The vulnerability, which has been assigned the CVE identifier CVE-2024-5274, is related to a type misunderstanding fault in the WebAssembly and JavaScript V8 engines. On May 20, 2024, Brendon Tiszka of Chrome Security and Clément Lecigne of Google’s Threat Analysis Group reported it.

Type confusion vulnerabilities happen when a programme tries to use a resource that isn’t compatible with its kind.

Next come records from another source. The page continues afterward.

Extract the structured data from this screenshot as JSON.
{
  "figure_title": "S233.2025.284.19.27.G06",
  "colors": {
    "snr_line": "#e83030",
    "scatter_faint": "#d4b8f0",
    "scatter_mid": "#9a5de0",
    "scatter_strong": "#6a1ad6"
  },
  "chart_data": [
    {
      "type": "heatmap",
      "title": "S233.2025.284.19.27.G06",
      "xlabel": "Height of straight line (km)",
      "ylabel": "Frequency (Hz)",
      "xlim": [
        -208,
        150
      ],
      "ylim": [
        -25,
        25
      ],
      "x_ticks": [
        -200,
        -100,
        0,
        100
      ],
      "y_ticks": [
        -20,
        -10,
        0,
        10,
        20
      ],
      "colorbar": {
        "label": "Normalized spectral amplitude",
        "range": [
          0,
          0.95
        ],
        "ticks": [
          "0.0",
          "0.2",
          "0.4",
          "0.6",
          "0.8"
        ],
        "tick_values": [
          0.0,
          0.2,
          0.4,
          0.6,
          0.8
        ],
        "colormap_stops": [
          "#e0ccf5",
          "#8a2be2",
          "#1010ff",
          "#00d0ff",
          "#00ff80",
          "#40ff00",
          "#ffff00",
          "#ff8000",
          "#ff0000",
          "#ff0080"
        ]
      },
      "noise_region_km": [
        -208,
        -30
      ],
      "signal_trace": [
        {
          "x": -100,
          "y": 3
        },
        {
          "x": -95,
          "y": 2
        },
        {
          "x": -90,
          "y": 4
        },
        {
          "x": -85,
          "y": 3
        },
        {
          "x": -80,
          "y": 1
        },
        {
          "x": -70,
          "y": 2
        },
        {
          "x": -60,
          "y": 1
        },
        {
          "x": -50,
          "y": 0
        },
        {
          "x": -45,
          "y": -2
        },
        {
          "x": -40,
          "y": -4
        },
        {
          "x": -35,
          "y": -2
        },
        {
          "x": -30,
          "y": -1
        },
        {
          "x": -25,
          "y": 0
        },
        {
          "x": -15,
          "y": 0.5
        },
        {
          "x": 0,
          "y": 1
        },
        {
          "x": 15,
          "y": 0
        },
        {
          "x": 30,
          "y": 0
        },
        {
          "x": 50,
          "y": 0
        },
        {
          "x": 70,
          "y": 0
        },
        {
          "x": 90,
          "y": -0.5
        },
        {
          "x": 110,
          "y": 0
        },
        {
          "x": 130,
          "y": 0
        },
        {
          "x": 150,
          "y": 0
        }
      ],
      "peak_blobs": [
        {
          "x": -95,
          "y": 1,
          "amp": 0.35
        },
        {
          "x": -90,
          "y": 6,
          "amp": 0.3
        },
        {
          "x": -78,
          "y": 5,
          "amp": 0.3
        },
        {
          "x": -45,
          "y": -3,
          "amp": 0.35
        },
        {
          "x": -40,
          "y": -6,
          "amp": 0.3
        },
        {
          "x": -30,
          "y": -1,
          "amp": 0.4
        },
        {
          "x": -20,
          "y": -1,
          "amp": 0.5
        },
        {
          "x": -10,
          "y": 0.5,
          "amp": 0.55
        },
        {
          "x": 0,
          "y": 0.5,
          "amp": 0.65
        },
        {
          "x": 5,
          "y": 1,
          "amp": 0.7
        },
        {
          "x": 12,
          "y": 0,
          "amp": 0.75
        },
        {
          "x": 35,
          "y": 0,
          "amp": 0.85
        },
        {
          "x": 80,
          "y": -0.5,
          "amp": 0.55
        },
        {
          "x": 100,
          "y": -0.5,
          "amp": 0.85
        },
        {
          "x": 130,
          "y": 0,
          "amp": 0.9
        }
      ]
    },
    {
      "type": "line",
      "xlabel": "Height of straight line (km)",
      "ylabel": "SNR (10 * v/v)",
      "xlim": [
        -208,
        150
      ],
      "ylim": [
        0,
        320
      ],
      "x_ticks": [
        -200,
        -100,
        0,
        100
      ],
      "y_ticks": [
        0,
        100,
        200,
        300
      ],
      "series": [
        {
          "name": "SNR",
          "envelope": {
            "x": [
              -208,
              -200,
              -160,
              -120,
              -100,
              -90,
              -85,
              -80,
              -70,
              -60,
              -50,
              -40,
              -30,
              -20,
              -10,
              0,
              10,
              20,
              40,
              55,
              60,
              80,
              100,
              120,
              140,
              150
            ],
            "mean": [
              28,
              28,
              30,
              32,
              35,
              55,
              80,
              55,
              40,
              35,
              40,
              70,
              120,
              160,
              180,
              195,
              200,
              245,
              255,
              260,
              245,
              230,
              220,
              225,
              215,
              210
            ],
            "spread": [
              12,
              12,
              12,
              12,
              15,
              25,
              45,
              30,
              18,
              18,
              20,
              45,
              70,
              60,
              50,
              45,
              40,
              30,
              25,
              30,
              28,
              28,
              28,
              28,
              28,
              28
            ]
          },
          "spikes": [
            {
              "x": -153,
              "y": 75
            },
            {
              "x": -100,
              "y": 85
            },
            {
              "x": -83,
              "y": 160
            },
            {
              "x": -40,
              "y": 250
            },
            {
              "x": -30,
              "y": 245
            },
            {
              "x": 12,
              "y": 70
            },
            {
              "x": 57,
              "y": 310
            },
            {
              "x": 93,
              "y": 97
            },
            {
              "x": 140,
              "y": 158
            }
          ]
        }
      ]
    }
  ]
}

Because it gives threat actors the ability to run arbitrary code, do out-of-bounds memory access, and cause a crash, it may have dangerous repercussions.

With the development, Google has now fixed four zero-day vulnerabilities this month, following CVE-2024-4671, CVE-2024-4761, and CVE-2024-4947.

Although it could not provide further technical information regarding the vulnerability, the tech giant did admit that it “is aware that an exploit for CVE-2024-5274 exists in the wild.” It is unclear whether the flaw is a workaround for CVE-2024-4947, a V8 type confusion fault.

Since the beginning of the year, Google has fixed eight zero-day vulnerabilities in Chrome with the most recent patch.

To reduce possible risks, users are advised to update to Chrome versions 125.0.6422.112/.113 for Windows and macOS and 125.0.6422.112 for Linux.

It’s also recommended that users of Chromium-based browsers like Vivaldi, Microsoft Edge, Brave, Opera, and Opera update the changes as soon as they become available.